The rest of the remote contains a multitude of buttons. Between these buttons and the functions on the LCD screen, I didn’t find a single thing I needed to do on any of my devices that I couldn’t control. When using the single click activity buttons or the “all off” button, I found I needed to keep the remote pointed toward my equipment a little longer than I first thought. I was clicking the button, then immediately putting the remote down, and some things weren’t responding properly. I just needed to give it time to send signals to all devices – just an extra second or so.

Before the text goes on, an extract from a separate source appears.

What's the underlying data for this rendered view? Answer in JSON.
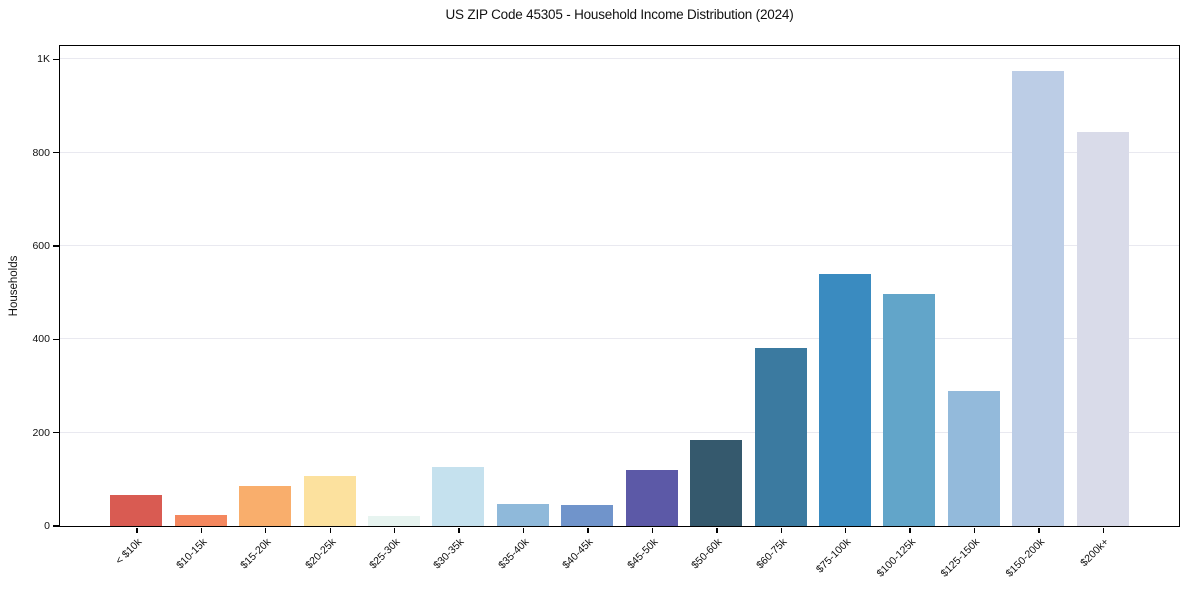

I found the shape and size of the Harmony 600 was easy to hold and use. The remote is about 8.75 inches long, about 2.25 inches at the widest, about 0.5 inches thick at the top, and about 1” thick at the bottom where the battery compartment is. The buttons seem to be made of a rubbery plastic and are laid out by their functions. They work well, are backlit for easy use in a dim room, and they are completely silent when you click them. Just like the LCD screen, the button backlight turns on when you pick up or move the remote. The backlighting turns off about 8-10 seconds after the last use.
Logitech says they are constantly updating their devices database, so you’ll be able to use the installed setup program to update your Harmony 600 whenever you get a new piece of equipment.
The Harmony 600 remote isn’t showing up on the Logitech US site yet. I did find it on the European site, where it’s being offered for pre-sale. Hopefully it should be available here soon. I’m not sure of the price, but the European price converts to roughly $80 in the US. I think that’s a very reasonable price for such a great universal remote. If you’re in the market for a universal remote, you can’t go wrong with the Logitech Harmony 600!